また、網走刑務所の二見ヶ岡農場での主な作業は畜産だ。
主に和牛を育てていて、一般的な農家と同じように朝早くから餌やりや排せつ物の処理など、牛の世話をしているのだ。

和牛を育て最終的に出荷まで見送ることで、食育や情操教育になり、精神の安定につながるとされている。

塀のない刑務所 意義と課題

今回の事件について上川法相は10日の記者会見で謝罪する一方、「開放的施設」の意義についても強調した。

「開放的施設」の目的は受刑者の自覚を促し、職員との信頼関係を築き、自治活動を認めることで健全な社会復帰を促すこととされている。

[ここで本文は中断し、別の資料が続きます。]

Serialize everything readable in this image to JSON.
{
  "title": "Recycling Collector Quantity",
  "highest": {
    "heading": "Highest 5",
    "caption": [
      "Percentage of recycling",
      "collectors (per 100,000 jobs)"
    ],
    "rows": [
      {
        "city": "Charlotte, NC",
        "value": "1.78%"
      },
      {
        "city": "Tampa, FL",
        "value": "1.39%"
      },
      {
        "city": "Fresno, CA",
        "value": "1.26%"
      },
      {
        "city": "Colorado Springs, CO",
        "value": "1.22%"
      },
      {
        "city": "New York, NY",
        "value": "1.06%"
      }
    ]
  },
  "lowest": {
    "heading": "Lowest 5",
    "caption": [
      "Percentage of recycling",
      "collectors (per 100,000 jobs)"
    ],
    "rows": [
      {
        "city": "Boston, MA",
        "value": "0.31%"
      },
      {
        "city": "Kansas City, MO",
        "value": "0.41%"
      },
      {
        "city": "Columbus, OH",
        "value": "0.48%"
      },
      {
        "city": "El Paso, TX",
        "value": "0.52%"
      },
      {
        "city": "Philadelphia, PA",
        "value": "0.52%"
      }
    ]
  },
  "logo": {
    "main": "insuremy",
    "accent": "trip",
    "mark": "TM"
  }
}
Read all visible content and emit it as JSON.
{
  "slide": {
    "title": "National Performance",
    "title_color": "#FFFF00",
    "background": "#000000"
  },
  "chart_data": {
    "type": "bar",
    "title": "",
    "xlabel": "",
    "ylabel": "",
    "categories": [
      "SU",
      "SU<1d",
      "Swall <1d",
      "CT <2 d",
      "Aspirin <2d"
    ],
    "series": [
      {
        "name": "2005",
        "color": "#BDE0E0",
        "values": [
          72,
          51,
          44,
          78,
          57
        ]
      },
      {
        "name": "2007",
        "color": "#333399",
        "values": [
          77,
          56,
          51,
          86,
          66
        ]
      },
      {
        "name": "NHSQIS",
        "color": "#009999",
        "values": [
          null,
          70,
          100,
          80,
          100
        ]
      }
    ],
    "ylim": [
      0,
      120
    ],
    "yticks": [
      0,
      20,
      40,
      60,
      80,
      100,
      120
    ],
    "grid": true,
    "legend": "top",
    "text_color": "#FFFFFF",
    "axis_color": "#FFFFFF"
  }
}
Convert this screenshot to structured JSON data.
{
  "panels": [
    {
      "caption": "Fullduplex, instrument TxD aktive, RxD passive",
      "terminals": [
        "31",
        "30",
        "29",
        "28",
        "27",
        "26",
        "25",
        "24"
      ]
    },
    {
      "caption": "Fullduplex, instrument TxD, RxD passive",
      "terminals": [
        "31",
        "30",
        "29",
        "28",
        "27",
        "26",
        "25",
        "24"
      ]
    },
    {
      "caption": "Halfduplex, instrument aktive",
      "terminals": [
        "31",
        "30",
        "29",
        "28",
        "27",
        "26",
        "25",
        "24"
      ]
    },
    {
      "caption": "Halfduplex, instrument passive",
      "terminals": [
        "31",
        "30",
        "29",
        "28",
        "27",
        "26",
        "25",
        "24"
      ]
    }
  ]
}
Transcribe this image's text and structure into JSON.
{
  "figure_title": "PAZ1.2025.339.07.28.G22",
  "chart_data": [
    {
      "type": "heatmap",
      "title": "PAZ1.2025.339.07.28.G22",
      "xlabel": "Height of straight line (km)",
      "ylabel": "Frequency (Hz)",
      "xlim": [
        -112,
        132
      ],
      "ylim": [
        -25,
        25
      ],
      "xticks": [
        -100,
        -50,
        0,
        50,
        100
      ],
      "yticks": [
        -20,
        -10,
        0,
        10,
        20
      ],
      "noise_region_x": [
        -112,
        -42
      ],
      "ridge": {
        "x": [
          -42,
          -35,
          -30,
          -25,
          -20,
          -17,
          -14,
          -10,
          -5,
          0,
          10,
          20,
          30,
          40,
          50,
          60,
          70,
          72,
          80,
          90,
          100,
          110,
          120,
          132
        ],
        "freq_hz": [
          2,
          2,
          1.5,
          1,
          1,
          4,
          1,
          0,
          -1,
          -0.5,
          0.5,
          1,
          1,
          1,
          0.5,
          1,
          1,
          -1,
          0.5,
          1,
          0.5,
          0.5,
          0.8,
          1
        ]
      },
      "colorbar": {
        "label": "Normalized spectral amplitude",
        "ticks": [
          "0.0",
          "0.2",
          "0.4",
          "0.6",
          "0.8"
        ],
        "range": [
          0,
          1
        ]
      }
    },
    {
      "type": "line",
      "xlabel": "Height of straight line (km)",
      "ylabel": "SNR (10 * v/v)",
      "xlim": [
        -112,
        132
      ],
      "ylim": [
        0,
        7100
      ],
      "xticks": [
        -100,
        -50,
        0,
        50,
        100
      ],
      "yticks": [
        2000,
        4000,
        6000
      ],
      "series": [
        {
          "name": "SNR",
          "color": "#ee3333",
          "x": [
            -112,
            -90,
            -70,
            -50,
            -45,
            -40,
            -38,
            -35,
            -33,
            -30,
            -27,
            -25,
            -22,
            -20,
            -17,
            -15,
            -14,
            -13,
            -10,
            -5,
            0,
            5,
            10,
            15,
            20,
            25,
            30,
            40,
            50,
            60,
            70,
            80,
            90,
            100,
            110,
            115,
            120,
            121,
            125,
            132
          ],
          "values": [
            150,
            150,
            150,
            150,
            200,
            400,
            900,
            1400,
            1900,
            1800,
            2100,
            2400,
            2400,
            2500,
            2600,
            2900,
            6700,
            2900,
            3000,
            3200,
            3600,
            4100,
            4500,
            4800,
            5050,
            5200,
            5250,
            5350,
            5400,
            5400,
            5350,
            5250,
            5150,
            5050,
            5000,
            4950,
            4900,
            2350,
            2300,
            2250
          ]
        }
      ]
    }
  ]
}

しかし、相次ぐ逃走事件を防ぐためには、警備体制や施設の見直しも課題となりそうだ。

あと2年弱で出所できたのに

逃走中の容疑者は、本来であれば“優良模範囚”としてあと2年弱で刑期を終えるところだった。
しかし、今回逃走したことで、少なくとも逃走罪で懲役1年以下が加算される。

また、車を盗んで逃走に使ったほか、逃げ込んだとされる島では、空き巣や車上荒らしが数件起きている。

この容疑者の犯行として立件されれば、建造物侵入罪や窃盗罪が加わり、すべて合わせると数年の懲役刑になる可能性があるのだ。

さらに、その懲役は、“塀のある刑務所”で行われることは間違いなく、今回の逃走の代償はあまりにも大きいと言わざるを得ない。